Corn (obviously) — I used four ears I got from the local market, steamed when we had corn on the cob the other day. You could probably use canned or frozen. If it’s fresh, cook it, cut it off the cob and sprinkle on some
Lime Juice — I’m sure fresh is best for this too, but I never have fresh so I used the kind in the bottle. If you like a lot of lime, use a lot. If you don’t, use less. If you hate lime, you could probably leave it out altogether.
Butter — The real stuff. Accept no substitutes. A couple of tablespoons to sauté your
Green Pepper — Medium, chopped
Onion — Medium, also chopped. (These were from my CSA — see why I called this soup “Garden Fresh?”)
Chicken Stock/Broth — I used a carton (4 cups) because I didn’t have fresh.
Potatoes — Peeled and cubed.
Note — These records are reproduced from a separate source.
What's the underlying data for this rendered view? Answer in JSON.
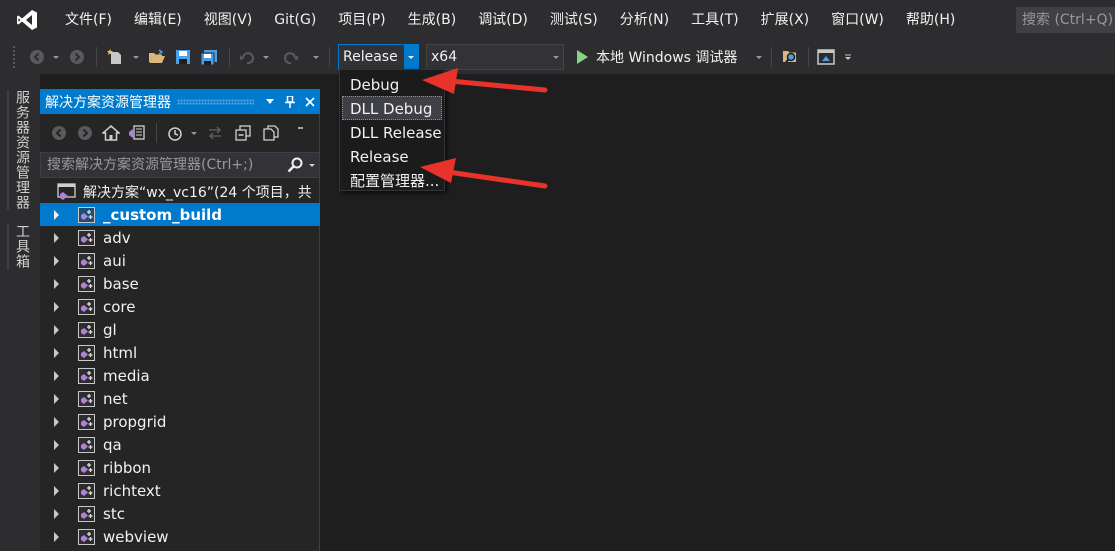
{
  "menu": {
    "items": [
      "文件(F)",
      "编辑(E)",
      "视图(V)",
      "Git(G)",
      "项目(P)",
      "生成(B)",
      "调试(D)",
      "测试(S)",
      "分析(N)",
      "工具(T)",
      "扩展(X)",
      "窗口(W)",
      "帮助(H)"
    ],
    "search_placeholder": "搜索 (Ctrl+Q)"
  },
  "toolbar": {
    "config_value": "Release",
    "platform_value": "x64",
    "run_label": "本地 Windows 调试器"
  },
  "config_dropdown": {
    "options": [
      "Debug",
      "DLL Debug",
      "DLL Release",
      "Release",
      "配置管理器..."
    ],
    "hovered": "DLL Debug"
  },
  "side_tabs": [
    "服务器资源管理器",
    "工具箱"
  ],
  "solution_explorer": {
    "title": "解决方案资源管理器",
    "search_placeholder": "搜索解决方案资源管理器(Ctrl+;)",
    "root_label": "解决方案“wx_vc16”(24 个项目，共",
    "projects": [
      "_custom_build",
      "adv",
      "aui",
      "base",
      "core",
      "gl",
      "html",
      "media",
      "net",
      "propgrid",
      "qa",
      "ribbon",
      "richtext",
      "stc",
      "webview"
    ],
    "selected": "_custom_build"
  },
  "colors": {
    "accent": "#007acc",
    "annotation_arrow": "#e8332a",
    "vs_purple": "#68217a"
  }
}
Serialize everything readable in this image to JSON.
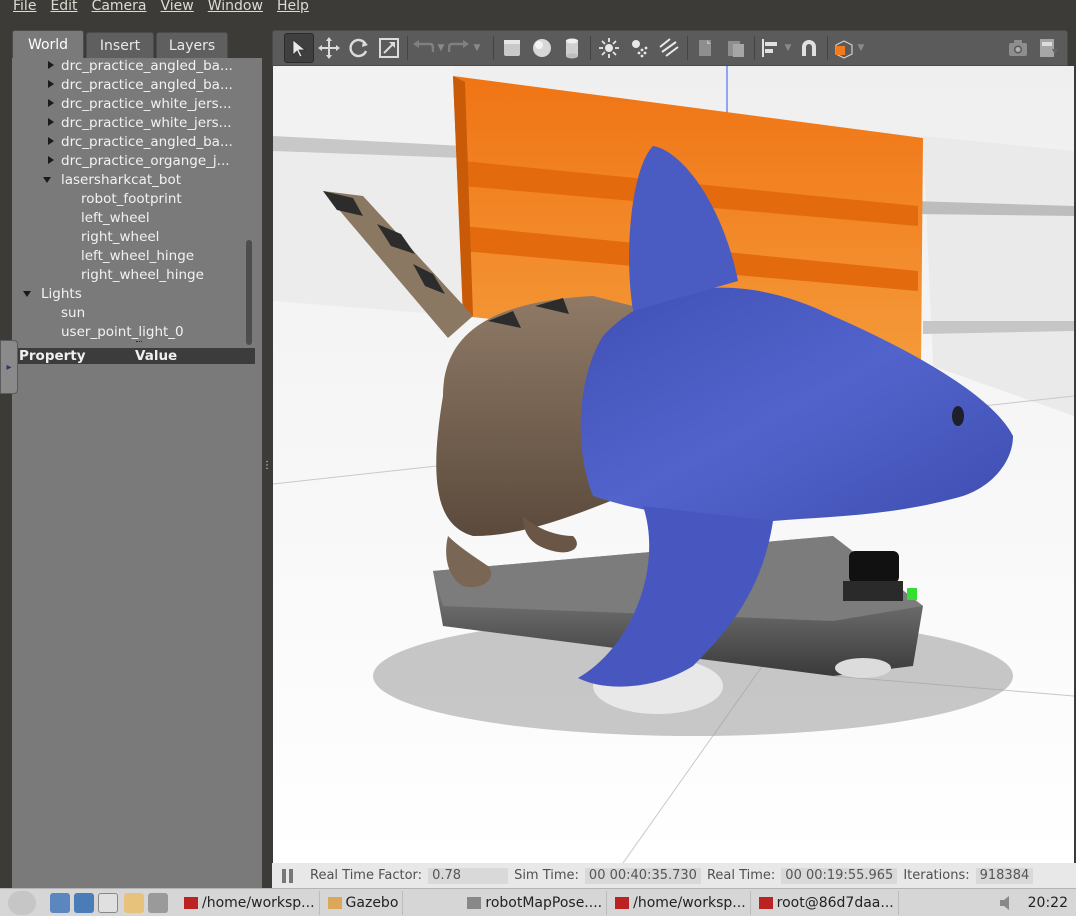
{
  "menubar": {
    "file": "File",
    "edit": "Edit",
    "camera": "Camera",
    "view": "View",
    "window": "Window",
    "help": "Help"
  },
  "left_panel": {
    "tabs": {
      "world": "World",
      "insert": "Insert",
      "layers": "Layers"
    },
    "tree": {
      "items": [
        "drc_practice_angled_ba...",
        "drc_practice_angled_ba...",
        "drc_practice_white_jers...",
        "drc_practice_white_jers...",
        "drc_practice_angled_ba...",
        "drc_practice_organge_j..."
      ],
      "robot": "lasersharkcat_bot",
      "links": [
        "robot_footprint",
        "left_wheel",
        "right_wheel",
        "left_wheel_hinge",
        "right_wheel_hinge"
      ],
      "lights": "Lights",
      "light_items": [
        "sun",
        "user_point_light_0"
      ]
    },
    "properties": {
      "property": "Property",
      "value": "Value"
    }
  },
  "statusbar": {
    "rtf_label": "Real Time Factor:",
    "rtf_value": "0.78",
    "sim_label": "Sim Time:",
    "sim_value": "00 00:40:35.730",
    "real_label": "Real Time:",
    "real_value": "00 00:19:55.965",
    "iter_label": "Iterations:",
    "iter_value": "918384"
  },
  "taskbar": {
    "tasks": [
      "/home/worksp...",
      "Gazebo",
      "robotMapPose....",
      "/home/worksp...",
      "root@86d7daa..."
    ],
    "clock": "20:22"
  },
  "colors": {
    "accent_orange": "#f07a1c",
    "shark_blue": "#4a5cc4",
    "panel_gray": "#7a7a7a",
    "dark_bg": "#3c3b37"
  }
}
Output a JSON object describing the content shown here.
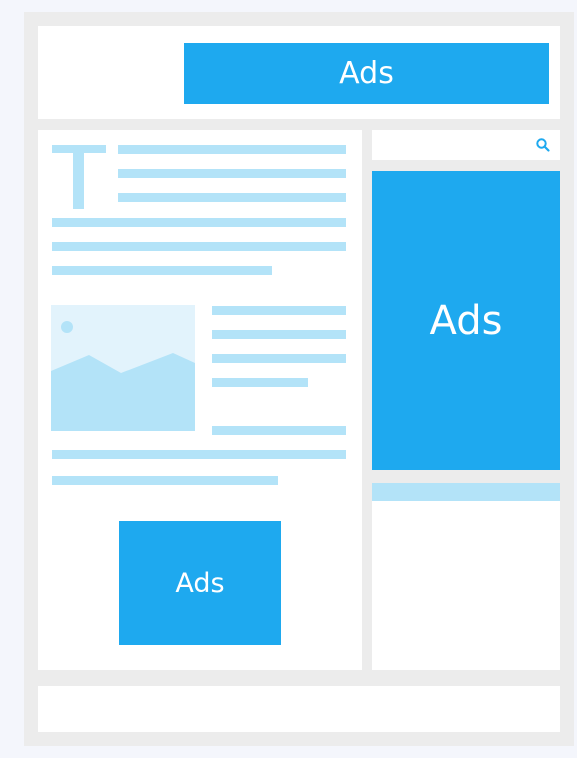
{
  "header": {
    "ad_label": "Ads"
  },
  "sidebar": {
    "ad_label": "Ads"
  },
  "article": {
    "ad_label": "Ads",
    "drop_cap": "T"
  },
  "icons": {
    "search": "search-icon"
  },
  "colors": {
    "ad_blue": "#1ea9ef",
    "text_line": "#b3e3f8",
    "frame": "#ececec",
    "panel": "#ffffff",
    "image_bg": "#e2f3fc"
  }
}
Mine were from my own plants (not that I’m bragging or anything).
Cumin — I used about 1 teaspoon because I like cumin. Adjust to your taste
Ground Cayenne Pepper — 1/2 teaspoon sounded good to me.
Jalapeño Pepper — one, chopped
Milk — About 3 tablespoons per bowl
May also add: cilantro, salt, lime zest, flour/milk mix if you like very thick soup, cream if you prefer it to milk
Sauté the onions and green peppers until tender. Meanwhile, mix corn and lime juice (and zest if you’re using fresh lime) in a medium-sized bowl. When onions and peppers are tender, add broth/stock, cumin, cayenne pepper and potatoes. Bring to a boil, reduce to simmer, and cook until potatoes are tender enough to mash. Mash the potatoes. Add corn and jalapeño, and heat through.
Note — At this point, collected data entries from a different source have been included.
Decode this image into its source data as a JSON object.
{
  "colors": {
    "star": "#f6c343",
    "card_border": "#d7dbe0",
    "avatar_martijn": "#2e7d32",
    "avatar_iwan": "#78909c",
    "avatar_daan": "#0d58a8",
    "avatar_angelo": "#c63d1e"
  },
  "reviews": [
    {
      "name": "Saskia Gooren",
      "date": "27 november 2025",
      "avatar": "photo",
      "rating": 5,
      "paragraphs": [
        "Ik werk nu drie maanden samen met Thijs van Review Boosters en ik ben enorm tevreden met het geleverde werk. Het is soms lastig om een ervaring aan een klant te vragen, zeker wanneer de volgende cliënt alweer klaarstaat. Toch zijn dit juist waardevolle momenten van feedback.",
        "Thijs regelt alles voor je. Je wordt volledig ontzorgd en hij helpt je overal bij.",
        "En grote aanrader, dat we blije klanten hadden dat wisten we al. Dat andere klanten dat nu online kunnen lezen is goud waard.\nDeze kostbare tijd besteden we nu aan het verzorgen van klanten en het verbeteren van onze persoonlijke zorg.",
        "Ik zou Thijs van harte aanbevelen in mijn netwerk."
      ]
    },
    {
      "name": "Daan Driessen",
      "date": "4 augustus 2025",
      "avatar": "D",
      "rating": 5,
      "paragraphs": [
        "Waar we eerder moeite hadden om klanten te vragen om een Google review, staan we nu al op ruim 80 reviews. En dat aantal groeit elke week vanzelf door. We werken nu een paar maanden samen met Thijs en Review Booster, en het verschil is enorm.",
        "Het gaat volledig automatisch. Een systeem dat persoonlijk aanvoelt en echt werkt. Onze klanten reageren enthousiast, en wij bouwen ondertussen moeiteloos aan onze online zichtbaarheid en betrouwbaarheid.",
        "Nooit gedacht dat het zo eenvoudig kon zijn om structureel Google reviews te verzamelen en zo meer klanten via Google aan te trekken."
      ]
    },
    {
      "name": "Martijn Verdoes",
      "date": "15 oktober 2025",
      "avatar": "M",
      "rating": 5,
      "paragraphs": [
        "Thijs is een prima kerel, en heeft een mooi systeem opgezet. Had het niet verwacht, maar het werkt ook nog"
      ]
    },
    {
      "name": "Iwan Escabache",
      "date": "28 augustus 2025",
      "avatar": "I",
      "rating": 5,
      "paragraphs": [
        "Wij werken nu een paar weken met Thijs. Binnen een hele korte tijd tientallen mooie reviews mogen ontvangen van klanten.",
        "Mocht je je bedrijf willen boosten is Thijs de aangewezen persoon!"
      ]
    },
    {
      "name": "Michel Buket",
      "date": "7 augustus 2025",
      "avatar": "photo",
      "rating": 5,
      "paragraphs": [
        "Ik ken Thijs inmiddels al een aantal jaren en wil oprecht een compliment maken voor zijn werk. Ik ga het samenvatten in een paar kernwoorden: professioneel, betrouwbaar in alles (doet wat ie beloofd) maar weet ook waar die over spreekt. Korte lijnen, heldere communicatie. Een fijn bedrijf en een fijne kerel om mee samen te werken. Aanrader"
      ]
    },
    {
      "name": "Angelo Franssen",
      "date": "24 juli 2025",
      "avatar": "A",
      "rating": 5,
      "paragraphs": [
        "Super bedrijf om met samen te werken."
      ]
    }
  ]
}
If I wanted a thicker soup, this is when I would mix a couple tablespoons of flour and milk to form a paste, bring the soup to a boil again and gradually stir in flour/milk paste until the soup is thick enough to make me happy. Or I might cheat and stir in some instant mashed potatoes (definitely not fresh or from the garden, but it’s quick).
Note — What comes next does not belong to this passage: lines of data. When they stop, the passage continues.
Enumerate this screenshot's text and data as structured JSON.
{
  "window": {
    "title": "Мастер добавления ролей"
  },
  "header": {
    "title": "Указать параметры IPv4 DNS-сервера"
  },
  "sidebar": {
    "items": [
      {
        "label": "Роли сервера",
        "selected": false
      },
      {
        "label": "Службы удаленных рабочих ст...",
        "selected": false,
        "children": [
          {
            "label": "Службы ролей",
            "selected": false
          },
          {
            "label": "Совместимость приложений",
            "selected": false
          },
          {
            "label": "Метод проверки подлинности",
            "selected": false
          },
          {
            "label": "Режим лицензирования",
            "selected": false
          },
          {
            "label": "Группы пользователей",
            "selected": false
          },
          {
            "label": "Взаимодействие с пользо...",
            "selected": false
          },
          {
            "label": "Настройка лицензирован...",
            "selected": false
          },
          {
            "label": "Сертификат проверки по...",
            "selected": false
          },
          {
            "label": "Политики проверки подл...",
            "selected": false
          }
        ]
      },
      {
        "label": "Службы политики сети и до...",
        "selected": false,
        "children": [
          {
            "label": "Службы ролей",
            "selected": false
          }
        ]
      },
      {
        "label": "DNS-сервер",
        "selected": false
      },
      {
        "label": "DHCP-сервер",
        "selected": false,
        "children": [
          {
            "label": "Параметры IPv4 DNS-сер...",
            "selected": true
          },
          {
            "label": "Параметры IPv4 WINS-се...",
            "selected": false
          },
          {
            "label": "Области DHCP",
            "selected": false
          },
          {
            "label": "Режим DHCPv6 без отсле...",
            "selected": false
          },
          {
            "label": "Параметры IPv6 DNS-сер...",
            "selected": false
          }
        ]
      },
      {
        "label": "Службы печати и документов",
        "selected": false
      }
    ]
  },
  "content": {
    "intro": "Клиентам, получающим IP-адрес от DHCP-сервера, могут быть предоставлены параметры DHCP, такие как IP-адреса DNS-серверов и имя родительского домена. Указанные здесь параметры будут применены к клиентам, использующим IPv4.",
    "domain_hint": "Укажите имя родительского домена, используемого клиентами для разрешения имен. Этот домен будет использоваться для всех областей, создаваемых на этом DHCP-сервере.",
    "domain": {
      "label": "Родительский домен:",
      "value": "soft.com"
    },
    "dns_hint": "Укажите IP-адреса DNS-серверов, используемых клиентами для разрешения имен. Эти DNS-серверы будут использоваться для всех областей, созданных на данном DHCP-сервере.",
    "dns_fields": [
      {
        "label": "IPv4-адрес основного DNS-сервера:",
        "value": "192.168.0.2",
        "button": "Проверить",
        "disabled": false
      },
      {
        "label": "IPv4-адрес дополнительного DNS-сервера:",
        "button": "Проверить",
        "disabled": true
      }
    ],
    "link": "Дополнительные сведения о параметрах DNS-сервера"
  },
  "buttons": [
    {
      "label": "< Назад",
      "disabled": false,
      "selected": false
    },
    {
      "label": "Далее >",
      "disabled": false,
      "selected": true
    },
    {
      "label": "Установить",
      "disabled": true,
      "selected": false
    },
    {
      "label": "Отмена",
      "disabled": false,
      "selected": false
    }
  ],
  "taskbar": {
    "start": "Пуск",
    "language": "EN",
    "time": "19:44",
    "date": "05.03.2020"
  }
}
You could add the milk all at once, but I plan to freeze some of the soup, so I’ll just stir in 3 tablespoons of milk into each cup before serving. You can use cream if you’re feeling particularly decadent. And if you want a more elegant presentation, chop some cilantro and use it as a garnish.
I based this soup on a couple of recipes, most particularly a potato leek soup that we love. Here’s a link to that recipe: http://tinyurl.com/2sa9dd.
There’s just nothing better than a big cup of thick soup with crusty bread and butter on a cool fall evening. It almost makes me glad the weather’s getting cooler.